Ten years ago, I conducted a survey of low-income new mothers in Flint, Michigan, as part of an infant mortality reduction effort there. I was astonished by the heavy percentage employed as home health care workers, assisting elderly or disabled people. Since then I’ve met more than a few women and men who make their living bathing the disabled, cleaning seniors’ homes, and more.
This is important, sometimes difficult work. It’s not incredibly well-paid or respected. It’s also work that many of us will someday need. Today’s New York Times includes an beautifully-written and important op-ed by Eileen Boris and Jennifer Klein, titled Home-Care Workers Aren’t Just “Companions.”
Boris and Klein note that the home health and personal care workforce includes 2.5 million people. It’s the second-fastest-growing job category in the country. For complicated, but rather shameful historical reasons, these women and men do not enjoy basic labor protections that other workers take for granted. People who perform personal care work in other people’s homes, and those who receive these services, are both rather stigmatized groups. Both are poorly-positioned in the political process to demand better conditions.
At one level, the home care industry is able to employ people at less favorable wages and working conditions. At another level, though, it’s wrong to point fingers at the industry. We taxpayers and consumers are complicit in, and benefit from, these exploitative arrangements. It’s also about honoring the dignity of work–including the hard work that many of us do caring for our own loved ones or for others who cannot do basic tasks for themselves.

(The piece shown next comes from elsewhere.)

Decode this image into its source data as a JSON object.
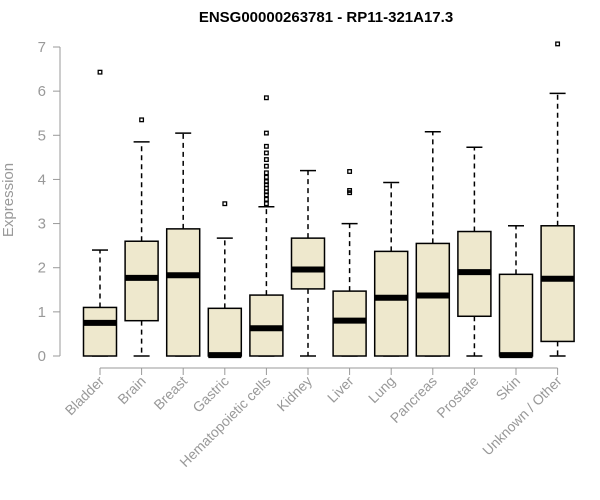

President Obama has proposed to change Department of Labor regulations to address this problem. House and Senate Republicans oppose these measures. Nebraska Senator Johanns and others have introduced the Companionship Exemption Protection Act, which would in its own words, “preserve the companionship services exemption for minimum wage and overtime pay under the Fair Labor Standards Act of 1938.” Reading the particulars here is fairly cringe-inducing to anyone who has seen (say) The Help:
‘companionship services’ as used in section 13(a)(15), means those services which provide fellowship, care, and protection for individuals who, because of advanced age or physical or mental infirmity, are unable to care for themselves, including but not limited to, non-medical in-home care or household work related to the care of the aged or infirm individuals (such as meal preparation, bed making, washing of clothes, errands, assistance to appointments, laundry, medication reminders, bathing, assistance with incontinence and grooming, and other similar services). Such term may also include the performance of general household work.
The last time I wrote about Senator Johanns, he was arguing that the Affordable Care Act imposed intolerable burdens through the “1099 collation calamity.” Apparently, those annoying tax forms imposed greater burdens than does the lack of minimum wages or overtime pay for millions of people who perform intimate care tasks.
Just whom does the Senator and his co-sponsors expect to bathe and clean them when they get old?